I’m not enjoying sex with my hubby
Tue, June 05, 2012 - 12:03 AM
I am a 28-year-old woman and I have been married for two years to a man to whom I still cannot talk to about sex. It was like this before we got married and nothing has changed. He makes jokes about the subject, but I cannot seem to get up the nerve to discuss some of the problems I feel that we have together.
As a result, I cannot honestly say that I am really happy when it comes to the physical or sexual area of our lives. It sure does not compare to what I expected from our marriage and what my friends discuss with me about their marriages.
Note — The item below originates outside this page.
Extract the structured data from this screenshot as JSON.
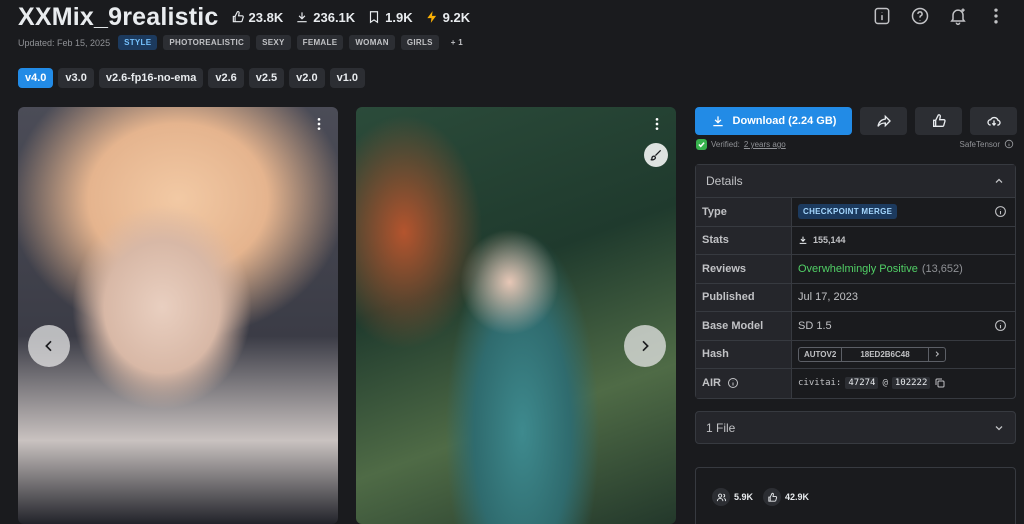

Either everybody else is overselling sex, or something is wrong with me.
It is going to be very difficult for you to find out about this important aspect of life with your husband unless you overcome your fear of discussing sex with him.
Like many husbands and wives today, you still appear to feel there is something basically forbidden about sex. This creates many inhibitions.
You must convince yourself that it is alright to enjoy and discuss sex, but I guess your husband’s attitude towards this subject is not making it easy for you.
Joking is one thing and humour is fine. These often make both partners feel more relaxed. However, if the only way both partners can communicate is by jokingly saying things, or laughing about them, this can lead to a lot of misunderstanding.
Try talking a bit more to your husband each night and let him know you’re attempting to leap walls of fear in your bid to talk freely about sex. Eventually you’ll find that you are more able to discuss those things that are bothering you.
Also, remember that sexual experiences differ from person to person. Nothing is wrong with you.